October 04, 2011
Getting access to adequate health care can be difficult in many parts of rural Indonesia, a necessity that often involves long journeys
Sukadana is a dusty village outside Gunung Palung National Park in West Kalimantan. Infrastructure is poor, water is increasingly scarce and the supply of electricity is sporadic.
Tuberculosis, malaria and whooping cough are common and can have a detrimental affect on poor villagers unable to access treatment.
Often people here must travel more than two hours on bumpy roads to reach the district's only hospital. But even there resources are thin. Doctors often spend little time with patients, which can result in misdiagnosis.
Ira, a local resident, says she prefers not to go to the hospital because of the lack of coordination and personal care.
She says if there is an emergency they only have one room and the patients dance around each other. The staff are not well trained and they do not know the proper doses of medicine to give out. She does not like, she says.
To help provide better care to the remote district, American doctor Kinari Webb helped co-found Alam Sehat Lestari, or ASRI.
The non-profit organization uses its clinic to provide high-quality, affordable health care to an area that, until recently, had the worst health record in the region.
The clinic allows patients to pay through non-monetary means, such as woven baskets, seedlings or labor exchanges. Because of low literacy rates, Eka, the pharmacist, draws symbols on prescription labels: a sun means morning; a moon, night.
When the medication is ready, the cashier, Nani, who goes by one name, explains the payment procedure.
She says the medicine is Rp25,000, the doctor consultation Rp5,000, so the total is Rp30,000, or about $3.50. She says that here you can pay with baskets, weavings, seedlings. She says the clinic will also accept things from your garden.
The barter payment system is part of ASRI's dual mission, to combine health care with conservation.
People in West Kalimantan have long depended on the forests for their livelihoods. But rising timber prices have been a boon for illegal loggers. Webb says most communities do value the forests, but often illegal logging is their only way of earning an income.
"Even if you know that if you protect the forest that's good for your long-term well-being, if you're short-term well-being, like you have to get health care and you have to be able to pay for it, you're willing to do illegal logging to do that," Webb says.

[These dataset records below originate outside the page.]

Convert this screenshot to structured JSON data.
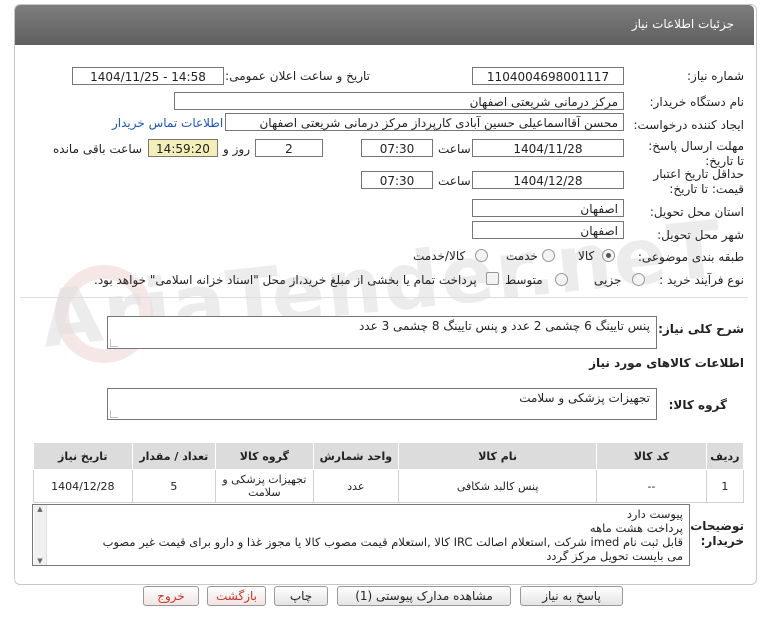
{
  "header": {
    "title": "جزئیات اطلاعات نیاز"
  },
  "watermark": {
    "text": "AriaTender.neT"
  },
  "fields": {
    "need_number_label": "شماره نیاز:",
    "need_number": "1104004698001117",
    "announce_label": "تاریخ و ساعت اعلان عمومی:",
    "announce_value": "1404/11/25 - 14:58",
    "buyer_org_label": "نام دستگاه خریدار:",
    "buyer_org": "مرکز درمانی شریعتی اصفهان",
    "creator_label": "ایجاد کننده درخواست:",
    "creator": "محسن آقااسماعیلی حسین آبادی کارپرداز مرکز درمانی شریعتی اصفهان",
    "contact_link": "اطلاعات تماس خریدار",
    "deadline_label": "مهلت ارسال پاسخ: تا تاریخ:",
    "deadline_date": "1404/11/28",
    "time_word": "ساعت",
    "deadline_time": "07:30",
    "days_value": "2",
    "days_word": "روز و",
    "remaining_time": "14:59:20",
    "remaining_word": "ساعت باقی مانده",
    "validity_label": "حداقل تاریخ اعتبار قیمت: تا تاریخ:",
    "validity_date": "1404/12/28",
    "validity_time": "07:30",
    "province_label": "استان محل تحویل:",
    "province": "اصفهان",
    "city_label": "شهر محل تحویل:",
    "city": "اصفهان",
    "category_label": "طبقه بندی موضوعی:",
    "category_options": [
      "کالا",
      "خدمت",
      "کالا/خدمت"
    ],
    "process_label": "نوع فرآیند خرید :",
    "process_options": [
      "جزیی",
      "متوسط"
    ],
    "payment_note": "پرداخت تمام یا بخشی از مبلغ خرید،از محل \"اسناد خزانه اسلامی\" خواهد بود."
  },
  "summary": {
    "label": "شرح کلی نیاز:",
    "text": "پنس تایینگ 6 چشمی 2 عدد و پنس تایینگ 8 چشمی 3 عدد"
  },
  "goods": {
    "section_title": "اطلاعات کالاهای مورد نیاز",
    "group_label": "گروه کالا:",
    "group_value": "تجهیزات پزشکی و سلامت",
    "columns": [
      "ردیف",
      "کد کالا",
      "نام کالا",
      "واحد شمارش",
      "گروه کالا",
      "تعداد / مقدار",
      "تاریخ نیاز"
    ],
    "rows": [
      [
        "1",
        "--",
        "پنس کالبد شکافی",
        "عدد",
        "تجهیزات پزشکی و سلامت",
        "5",
        "1404/12/28"
      ]
    ]
  },
  "buyer_notes": {
    "label": "توضیحات خریدار:",
    "lines": [
      "پیوست دارد",
      "پرداخت هشت ماهه",
      "قابل ثبت نام imed شرکت ,استعلام اصالت IRC کالا ,استعلام قیمت مصوب کالا یا مجوز غذا و دارو برای قیمت غیر مصوب",
      "می بایست تحویل مرکز گردد"
    ]
  },
  "buttons": {
    "reply": "پاسخ به نیاز",
    "attachments": "مشاهده مدارک پیوستی (1)",
    "print": "چاپ",
    "back": "بازگشت",
    "exit": "خروج"
  }
}
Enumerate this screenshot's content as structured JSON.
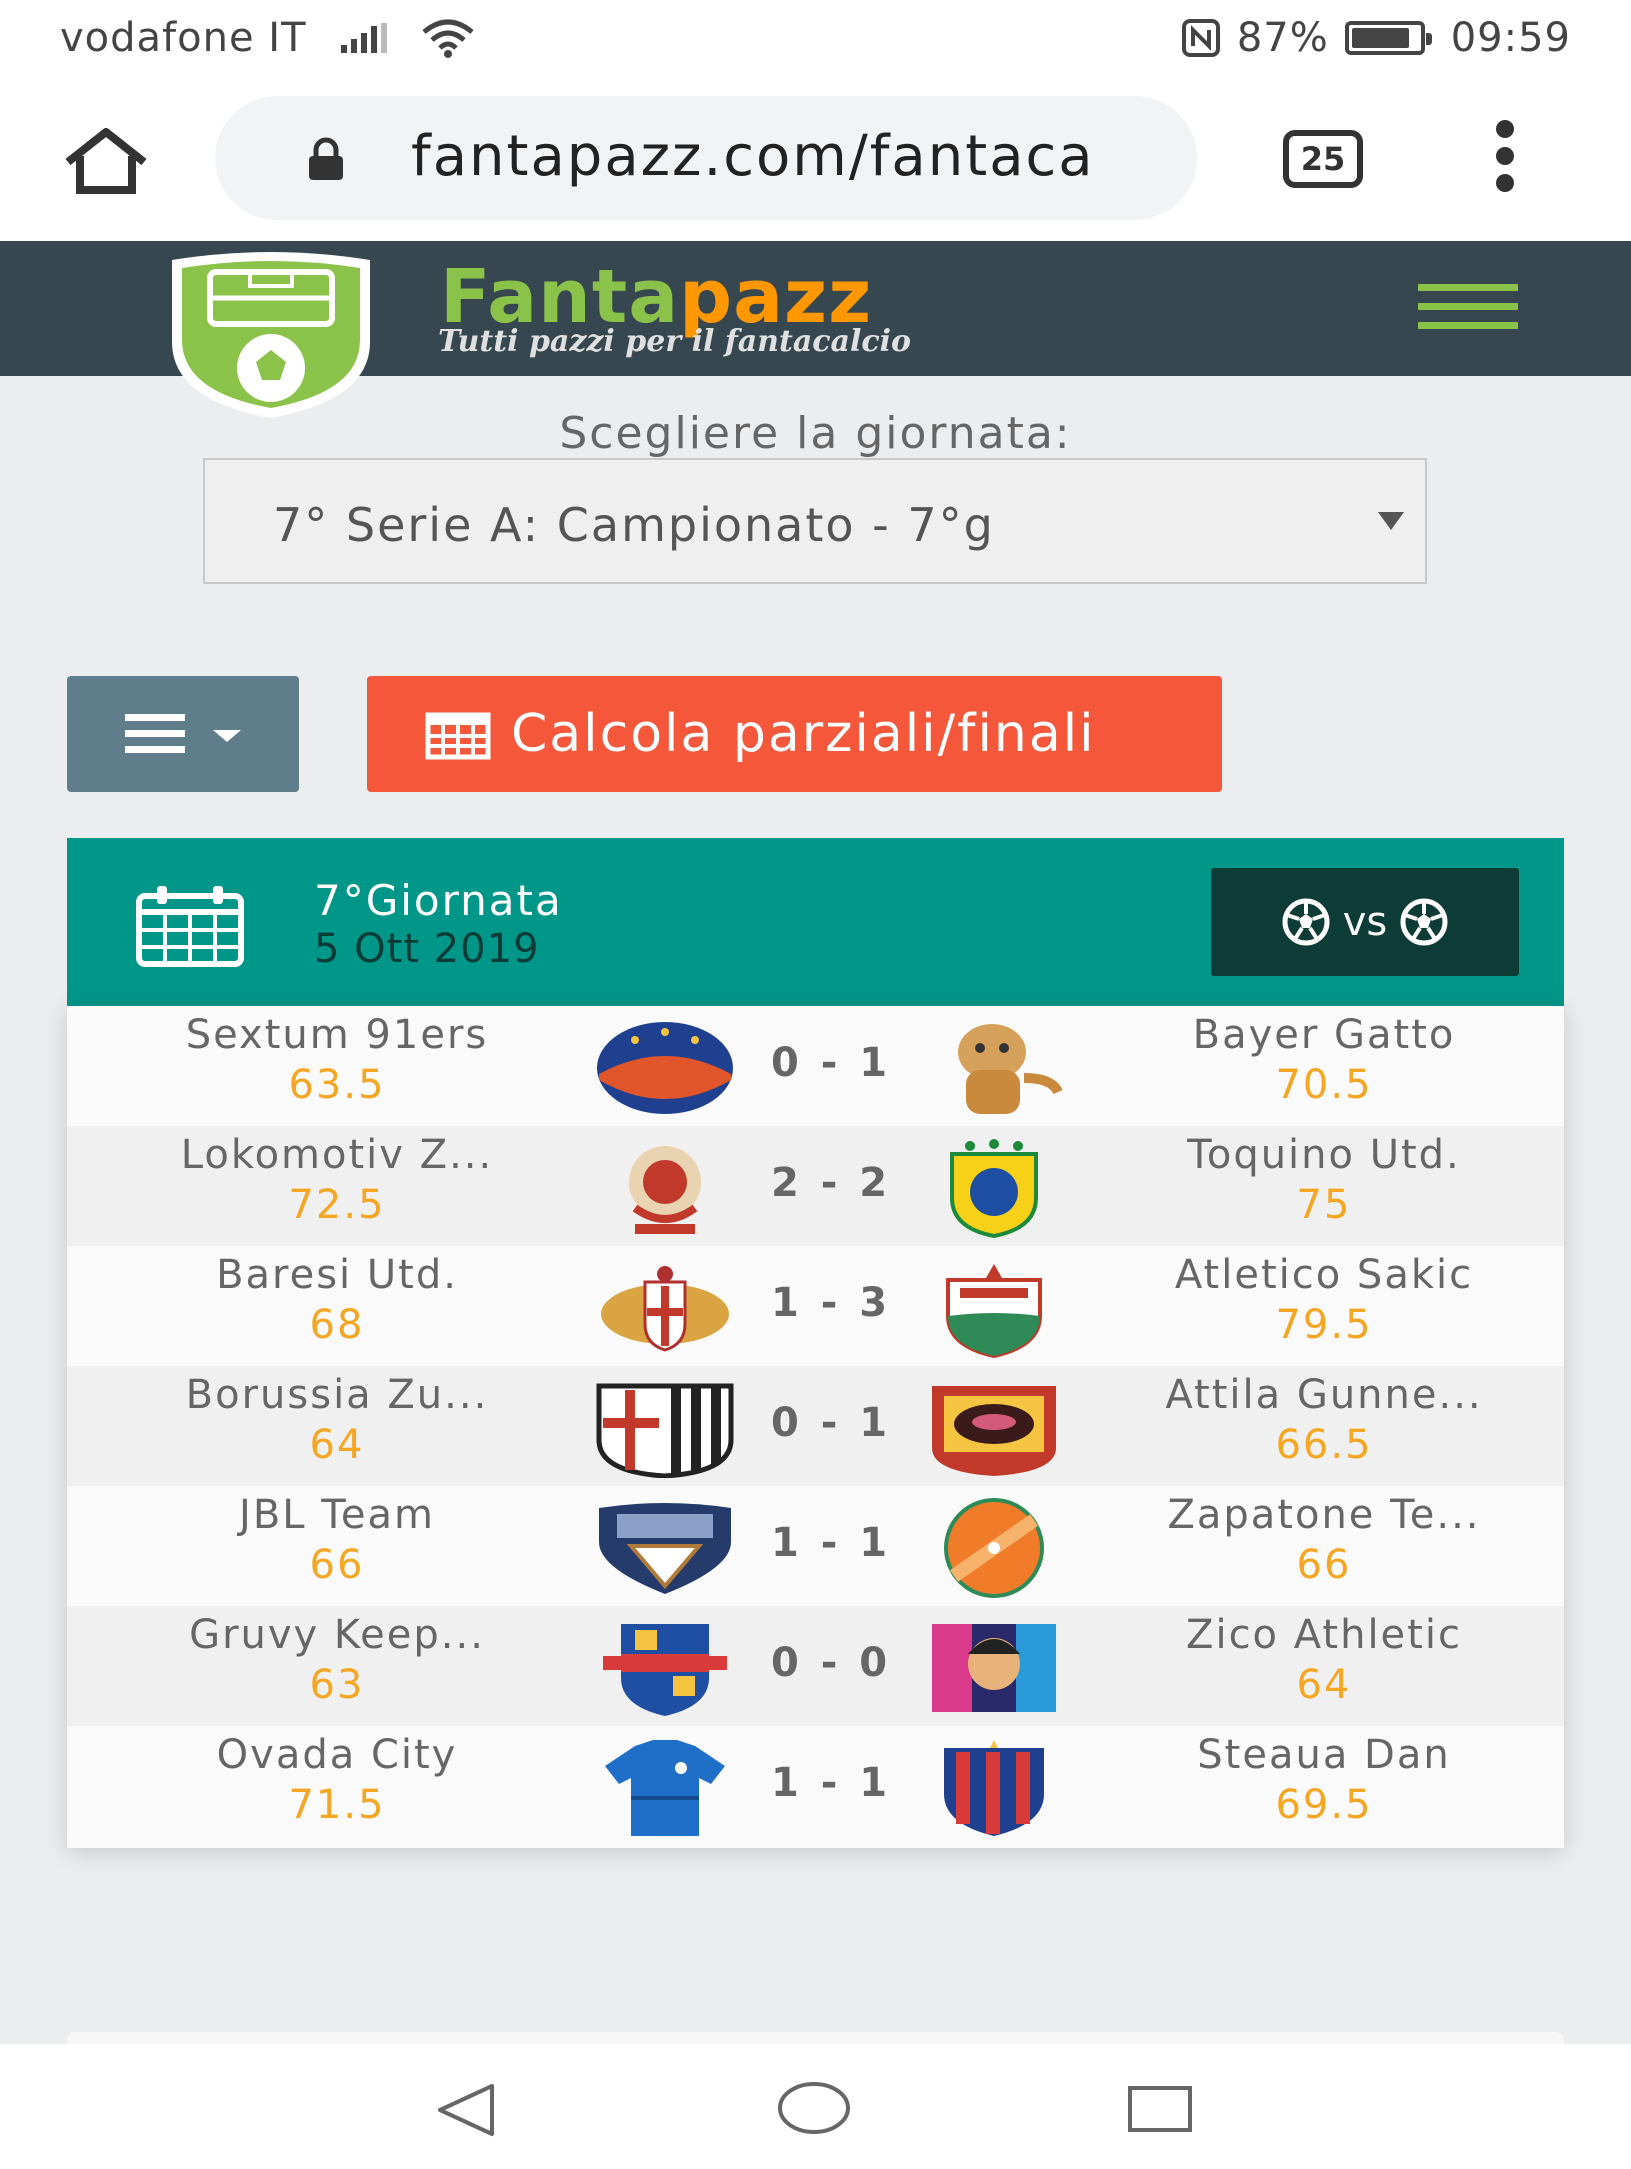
{
  "status_bar": {
    "carrier": "vodafone IT",
    "battery_percent": "87%",
    "time": "09:59",
    "battery_level": 0.87
  },
  "browser": {
    "url": "fantapazz.com/fantaca",
    "tab_count": "25"
  },
  "site": {
    "brand_part1": "Fanta",
    "brand_part2": "pazz",
    "tagline": "Tutti pazzi per il fantacalcio",
    "accent_green": "#8bc34a",
    "accent_orange": "#ff9800"
  },
  "round_selector": {
    "label": "Scegliere la giornata:",
    "selected": "7° Serie A: Campionato - 7°g"
  },
  "actions": {
    "calculate_label": "Calcola parziali/finali",
    "calculate_color": "#f4573a",
    "menu_color": "#607d8b"
  },
  "round": {
    "title": "7°Giornata",
    "date": "5 Ott 2019",
    "vs_label": "vs",
    "header_color": "#009688"
  },
  "matches": [
    {
      "home": "Sextum 91ers",
      "home_points": "63.5",
      "score": "0 - 1",
      "away": "Bayer Gatto",
      "away_points": "70.5"
    },
    {
      "home": "Lokomotiv Z...",
      "home_points": "72.5",
      "score": "2 - 2",
      "away": "Toquino Utd.",
      "away_points": "75"
    },
    {
      "home": "Baresi Utd.",
      "home_points": "68",
      "score": "1 - 3",
      "away": "Atletico Sakic",
      "away_points": "79.5"
    },
    {
      "home": "Borussia Zu...",
      "home_points": "64",
      "score": "0 - 1",
      "away": "Attila Gunne...",
      "away_points": "66.5"
    },
    {
      "home": "JBL Team",
      "home_points": "66",
      "score": "1 - 1",
      "away": "Zapatone Te...",
      "away_points": "66"
    },
    {
      "home": "Gruvy Keep...",
      "home_points": "63",
      "score": "0 - 0",
      "away": "Zico Athletic",
      "away_points": "64"
    },
    {
      "home": "Ovada City",
      "home_points": "71.5",
      "score": "1 - 1",
      "away": "Steaua Dan",
      "away_points": "69.5"
    }
  ],
  "crest_icons": {
    "home": [
      "sextum-crest-icon",
      "lokomotiv-crest-icon",
      "baresi-crest-icon",
      "borussia-crest-icon",
      "jbl-crest-icon",
      "gruvy-crest-icon",
      "ovada-crest-icon"
    ],
    "away": [
      "bayer-gatto-crest-icon",
      "toquino-crest-icon",
      "atletico-sakic-crest-icon",
      "attila-crest-icon",
      "zapatone-crest-icon",
      "zico-crest-icon",
      "steaua-crest-icon"
    ]
  }
}
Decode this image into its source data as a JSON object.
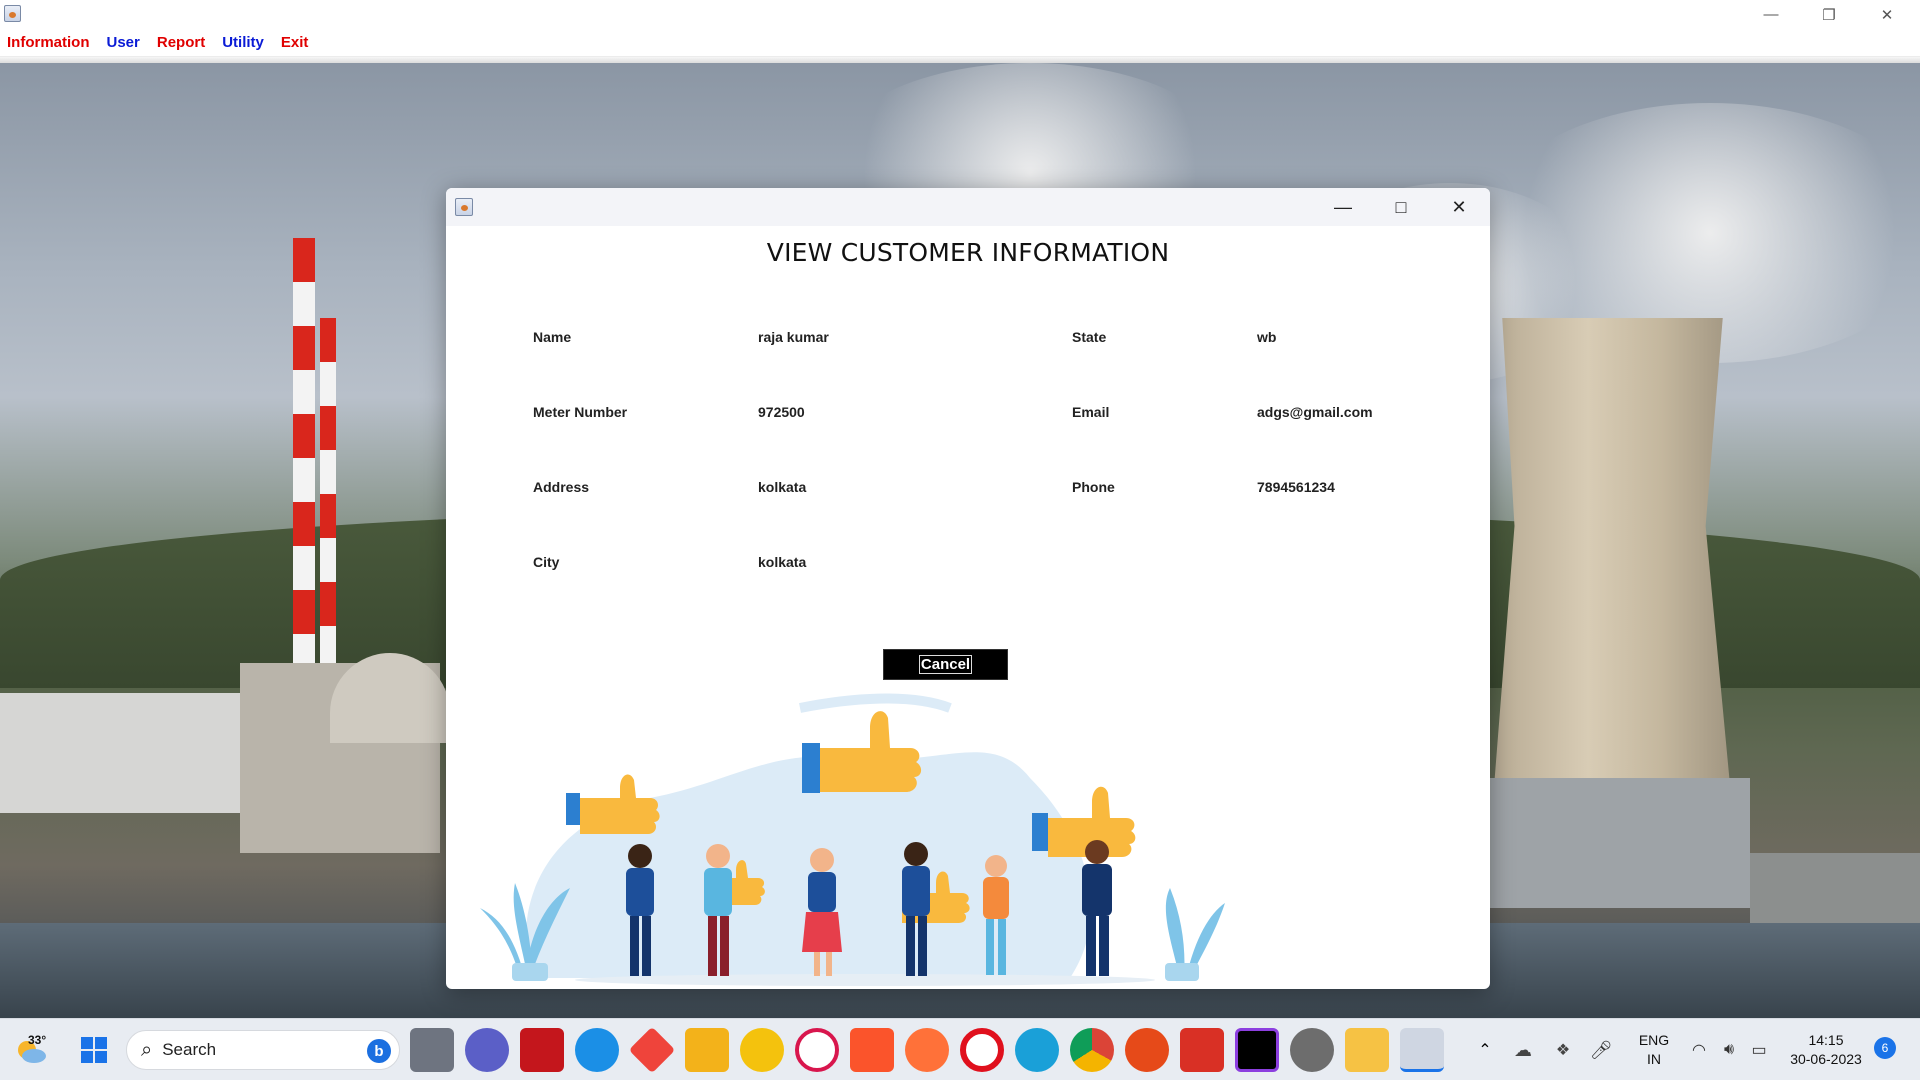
{
  "app": {
    "menu": [
      {
        "label": "Information",
        "color": "#e00000"
      },
      {
        "label": "User",
        "color": "#0a1bd6"
      },
      {
        "label": "Report",
        "color": "#e00000"
      },
      {
        "label": "Utility",
        "color": "#0a1bd6"
      },
      {
        "label": "Exit",
        "color": "#e00000"
      }
    ]
  },
  "dialog": {
    "title": "VIEW CUSTOMER INFORMATION",
    "fields": {
      "name": {
        "label": "Name",
        "value": "raja kumar"
      },
      "meter": {
        "label": "Meter Number",
        "value": "972500"
      },
      "address": {
        "label": "Address",
        "value": "kolkata"
      },
      "city": {
        "label": "City",
        "value": "kolkata"
      },
      "state": {
        "label": "State",
        "value": "wb"
      },
      "email": {
        "label": "Email",
        "value": "adgs@gmail.com"
      },
      "phone": {
        "label": "Phone",
        "value": "7894561234"
      }
    },
    "cancel_label": "Cancel"
  },
  "taskbar": {
    "weather": "33°",
    "search_label": "Search",
    "lang_line1": "ENG",
    "lang_line2": "IN",
    "time": "14:15",
    "date": "30-06-2023",
    "notification_count": "6",
    "apps": [
      "windows-start",
      "bing",
      "task-view",
      "zoom",
      "mcafee",
      "help",
      "anydesk",
      "microsoft-store",
      "norton",
      "opera-gx",
      "brave",
      "firefox",
      "opera",
      "edge",
      "chrome",
      "sublime",
      "scala",
      "intellij",
      "settings",
      "file-explorer",
      "java"
    ]
  }
}
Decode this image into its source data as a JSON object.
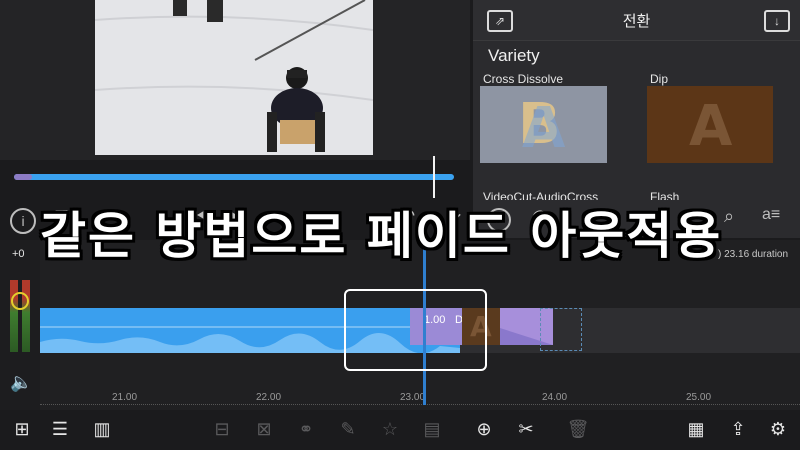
{
  "panel": {
    "title": "전환",
    "category": "Variety",
    "transitions": [
      {
        "label": "Cross Dissolve",
        "letter": "B"
      },
      {
        "label": "Dip",
        "letter": "A"
      },
      {
        "label": "VideoCut-AudioCross"
      },
      {
        "label": "Flash"
      }
    ]
  },
  "timeline": {
    "volume_db": "+0",
    "duration": ") 23.16 duration",
    "clip_duration": "1.00",
    "clip_transition": "Dip",
    "clip_letter": "A",
    "ruler": [
      "21.00",
      "22.00",
      "23.00",
      "24.00",
      "25.00"
    ]
  },
  "caption": "같은 방법으로 페이드 아웃적용",
  "colors": {
    "accent": "#3a9fee",
    "purple": "#9b8ad6",
    "dip_brown": "#5a3a1e"
  },
  "icons": {
    "info": "info-icon",
    "add": "add-icon",
    "export": "share-icon",
    "split": "scissors-icon",
    "settings": "gear-icon"
  }
}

To increase awareness, patients get conservation education as they wait to register at the clinic. Many of ASRI's 70 staff also work in the field, helping communities build alternative livelihoods, like organic farming.
As an incentive not to log, ASRI provides discounted health care.
Each month someone from the organization visits the surrounding villages to determine if they are actively logging or burning land within the national park. Communities that do not participate in illegal logging pay about 40 percent less than those that do.
ASRI's clinic is small, filled with the constant hum of a generator.
A nurse calms four-year-old Amelia, who was recently in a motorbike accident. Later, Doctor Kinari Webb will see a baby with whooping cough and a mother and daughter suffering from tuberculosis.
A program the organization started in May identifies forest guardians who work with the community to curb illegal logging. One of the guardians says he entered the program because ASRI helped his son recover from tuberculosis.
Webb says people were skeptical when ASRI first starting operating. They preferred to go to the hospital, and few saw the benefits of the incentives the clinic was offering. Now, people happily share stories about the clinic's services.
Amelia's mother is one of them. She has been coming to the clinic since her daughter was eight months old. She says the treatment is good, and so is the medicine.
Doctor Webb smiles when she hears that.
"Health care is an incredible key," she says. "Everyone knows we care, and we're helping save their lives."
Webb says a healthy planet is essential for healthy humans, and the organization's goal is to break the link between the high costs of health care and the need to cut down the forests.